Well, I think it all depends on what you are practicing. If you are working on scales and arpeggios then I say, do it all the same day until perfect. Do that for 3 hours straight or a bit less, whatever it takes so you know your fingers and where they belong in certain keys.
If you are working on practice Haydn or Bach excercises, learn the entire song the same day at a very, very slow tempo with perfect fingering as they are entirely sixteenth and eighth notes mostly. Learn the whole song that same day if just one or two pages but make sure you play every note correctly with an even, slow tempo. Wait a day, then play again and you would be surprised how you can play much faster after sleeping it through and it just stays in your brain. Don't speed up the parts you can until you learn the whole song at the same rate, then work on speeding up parts.

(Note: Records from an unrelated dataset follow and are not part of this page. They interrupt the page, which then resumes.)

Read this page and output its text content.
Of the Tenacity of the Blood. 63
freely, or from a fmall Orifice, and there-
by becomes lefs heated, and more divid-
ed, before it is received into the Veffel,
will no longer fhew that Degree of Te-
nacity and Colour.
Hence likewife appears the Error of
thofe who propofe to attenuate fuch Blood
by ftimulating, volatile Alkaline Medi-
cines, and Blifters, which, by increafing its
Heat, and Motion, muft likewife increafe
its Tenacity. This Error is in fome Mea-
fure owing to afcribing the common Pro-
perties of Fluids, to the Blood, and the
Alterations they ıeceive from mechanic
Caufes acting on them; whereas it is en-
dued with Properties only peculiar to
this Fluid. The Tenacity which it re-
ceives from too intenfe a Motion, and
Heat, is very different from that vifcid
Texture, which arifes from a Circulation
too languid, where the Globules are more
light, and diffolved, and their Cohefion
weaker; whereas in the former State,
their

I hope this helps as I find when I practice, I'll play the parts I can up to speed and with so much emotion, then the parts I can't play yet sound horrible.
Distract yourself from the opening themes and jump to the next change of motion and theme in that song, practice that instead of the beginning since what you'll end up doing is learning the beginning so well that you will naturally get less practice on the middle or end of the song. I'm guilty of that so much here, now I jump around and since I know how most songs start, I go right to part 2, 3 and so on and begin learning the song from there, then learn the beginning. Try it, works for me to keep the whole structure and emphasis the same when played for a recital.